Oliver Schwerdt, Barry Guy, Baby Sommer – One For My Baby, And One More For The Bass (Euphorium, 2020) ****

The name “Baby Sommer” first drew me to this album. For those unfamiliar with his work, he is a singularly resourceful drummer, who often seems more focused on producing waves of percussive sound than on any resulting rhythms themselves, on the changes and detours rather than simply striking and riding a groove. Then I noticed bassist Barry Guy was featured, as well. Sommer and Guy? Yes, please. Oliver Schwerdt was the new element for me (and the youngin’ of the bunch) on One For My Baby, And One More For The Bass, a titual nod to the senior members of this trio.

'One for My Baby' is a real pleasure to experience. One hears glimpses the “serious” classically-oriented avant-garde, especially in some of Schwerdt’s quieter and more restrained passages. Most of the album, however, is a twisted romp through the myriad corridors of the current European improv scene that Guy and Sommer have played such an important role in shaping over the decades. Schwerdt’s piano swings between delicate, fractured neoclassical passages (approaching Schlippenbach territory) to muckier inside work (evocative of Jacques Demierre) to slanted strides almost seamlessly. Indeed, it is remarkable how the pieces run the gamut of the contemporary avant-garde from strange balladry (and these are all titled after ballads) to choppy non-idiomatic sound-making to more (free)bop lines so convincingly. Barry Guy, as usual, is inspired and deploys his arsenal of off-balance grooves, brittle arco and pizzicato (especially in a wonderfully extended passage halfway through 'On The Road Again') and heavy strumming. Sommer, for his part, is as curious and freewheeling as ever. At its most exuberant, 'One For My Baby' conveys great joy in the musical journey, bells, whistles, odd-ball objects, and all. At its slowest, it approaches well-wrought new music and soundscaping, focused as much on creating distinctive hews and textures as on more traditional interplay and free improv melodicism.

If someone asked what free jazz or the avant-garde sounded like today, not in its extended technique and minimalist and maximalist fringes, but in its unstable center, I would point them to One for My Baby. It is just one of those albums. Not conventional, but also not extreme. It includes familiar elements, but nevertheless continues to probe these elements, perform them with vigor, and arrange them in exciting ways.

Now for the novelty of the album itself. It includes two discs, one mixed by Robert Amarell and one by Gilbert Eiche.

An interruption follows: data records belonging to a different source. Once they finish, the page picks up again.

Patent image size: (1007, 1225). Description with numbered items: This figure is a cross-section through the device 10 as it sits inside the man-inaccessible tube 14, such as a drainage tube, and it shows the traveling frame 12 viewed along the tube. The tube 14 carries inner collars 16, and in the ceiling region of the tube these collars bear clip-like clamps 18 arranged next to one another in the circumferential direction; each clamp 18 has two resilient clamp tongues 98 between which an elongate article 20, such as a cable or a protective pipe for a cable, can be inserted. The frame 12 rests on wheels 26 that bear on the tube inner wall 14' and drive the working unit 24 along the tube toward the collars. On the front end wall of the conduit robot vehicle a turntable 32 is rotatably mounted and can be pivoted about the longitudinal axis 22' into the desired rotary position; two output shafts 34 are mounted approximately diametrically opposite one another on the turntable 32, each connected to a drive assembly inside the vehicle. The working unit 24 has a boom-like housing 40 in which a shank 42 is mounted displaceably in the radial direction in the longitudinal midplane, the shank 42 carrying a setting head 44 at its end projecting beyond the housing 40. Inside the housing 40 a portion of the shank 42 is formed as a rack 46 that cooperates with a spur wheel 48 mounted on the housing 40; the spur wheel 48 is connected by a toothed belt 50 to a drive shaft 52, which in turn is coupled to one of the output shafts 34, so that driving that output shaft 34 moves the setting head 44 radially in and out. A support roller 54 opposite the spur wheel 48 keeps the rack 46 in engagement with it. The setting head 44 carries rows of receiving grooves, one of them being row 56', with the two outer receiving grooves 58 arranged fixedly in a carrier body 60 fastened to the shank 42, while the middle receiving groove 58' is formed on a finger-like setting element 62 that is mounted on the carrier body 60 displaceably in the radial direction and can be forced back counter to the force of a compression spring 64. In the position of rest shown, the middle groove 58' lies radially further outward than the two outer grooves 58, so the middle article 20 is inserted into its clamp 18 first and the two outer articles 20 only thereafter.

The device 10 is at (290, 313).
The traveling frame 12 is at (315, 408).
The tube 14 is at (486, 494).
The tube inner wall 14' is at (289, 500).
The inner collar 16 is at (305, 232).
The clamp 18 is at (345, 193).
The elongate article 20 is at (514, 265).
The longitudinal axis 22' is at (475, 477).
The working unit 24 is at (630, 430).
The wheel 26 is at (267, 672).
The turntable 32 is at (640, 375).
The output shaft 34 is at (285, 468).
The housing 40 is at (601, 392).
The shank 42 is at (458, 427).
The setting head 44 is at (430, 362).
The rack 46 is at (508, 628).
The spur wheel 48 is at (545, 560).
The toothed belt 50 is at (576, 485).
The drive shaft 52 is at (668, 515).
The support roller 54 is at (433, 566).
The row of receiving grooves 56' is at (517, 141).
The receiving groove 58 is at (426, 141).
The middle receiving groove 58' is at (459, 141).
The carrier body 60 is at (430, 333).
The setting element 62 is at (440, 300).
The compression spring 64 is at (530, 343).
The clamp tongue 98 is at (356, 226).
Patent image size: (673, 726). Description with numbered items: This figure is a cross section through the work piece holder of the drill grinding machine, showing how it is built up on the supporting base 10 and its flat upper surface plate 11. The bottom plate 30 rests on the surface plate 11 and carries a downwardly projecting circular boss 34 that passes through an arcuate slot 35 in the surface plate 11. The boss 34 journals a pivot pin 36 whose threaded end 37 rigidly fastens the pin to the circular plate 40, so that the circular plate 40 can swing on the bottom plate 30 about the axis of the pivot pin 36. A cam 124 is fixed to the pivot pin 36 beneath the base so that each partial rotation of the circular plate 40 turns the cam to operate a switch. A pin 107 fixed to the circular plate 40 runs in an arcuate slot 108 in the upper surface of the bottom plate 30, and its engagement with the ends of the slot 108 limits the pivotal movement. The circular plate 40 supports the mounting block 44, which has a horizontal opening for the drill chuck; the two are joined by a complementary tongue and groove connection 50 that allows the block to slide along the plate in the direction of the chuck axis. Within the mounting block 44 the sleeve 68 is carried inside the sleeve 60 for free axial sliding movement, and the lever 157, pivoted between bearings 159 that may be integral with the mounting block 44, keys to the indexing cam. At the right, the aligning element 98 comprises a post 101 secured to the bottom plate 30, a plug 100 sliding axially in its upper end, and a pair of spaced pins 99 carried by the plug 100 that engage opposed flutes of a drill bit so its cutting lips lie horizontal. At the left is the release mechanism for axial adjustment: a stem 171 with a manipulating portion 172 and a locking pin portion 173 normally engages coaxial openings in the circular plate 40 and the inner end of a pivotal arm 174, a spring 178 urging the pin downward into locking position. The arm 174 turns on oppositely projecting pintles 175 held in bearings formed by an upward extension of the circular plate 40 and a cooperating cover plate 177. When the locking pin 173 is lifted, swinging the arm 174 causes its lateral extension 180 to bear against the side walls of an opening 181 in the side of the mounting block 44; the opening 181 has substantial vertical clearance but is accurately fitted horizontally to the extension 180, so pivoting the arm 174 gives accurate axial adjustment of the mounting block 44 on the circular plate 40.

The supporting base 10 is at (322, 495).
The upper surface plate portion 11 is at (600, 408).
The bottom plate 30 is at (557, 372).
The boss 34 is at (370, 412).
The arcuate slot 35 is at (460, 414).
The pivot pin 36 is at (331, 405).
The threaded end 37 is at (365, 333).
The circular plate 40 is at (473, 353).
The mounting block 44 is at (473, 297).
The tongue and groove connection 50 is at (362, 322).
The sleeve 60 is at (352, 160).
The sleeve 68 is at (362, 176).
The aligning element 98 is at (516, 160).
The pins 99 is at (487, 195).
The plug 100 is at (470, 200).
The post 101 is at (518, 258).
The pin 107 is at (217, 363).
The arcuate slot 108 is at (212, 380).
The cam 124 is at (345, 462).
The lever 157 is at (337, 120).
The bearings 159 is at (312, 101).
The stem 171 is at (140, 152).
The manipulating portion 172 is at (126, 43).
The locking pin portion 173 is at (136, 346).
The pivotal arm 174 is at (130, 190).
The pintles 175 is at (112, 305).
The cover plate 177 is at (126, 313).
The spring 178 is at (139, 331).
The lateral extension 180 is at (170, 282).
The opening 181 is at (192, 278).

One can hear the differences in the fullness of the Amarell versions and the woodier, acoustic-forward sound of the Eiche version. I am not sure whether this is a big selling point in the end. That said, it is something I have not encountered before and, for those with the attention, makes for an interesting comparative listen.

3 comments:

Colin Green said...

Nice review, Nick. I think you’ve got the topography right.

Captain Hate said...

Peter Brötzmann is 80 years young today.

Captain Hate said...

Sorry for the distraction. Excellent review. I think I like the Eiche mix better but that might be because I was already familiar with the pieces. Further listening will resolve that but it's a most unusual way to present music.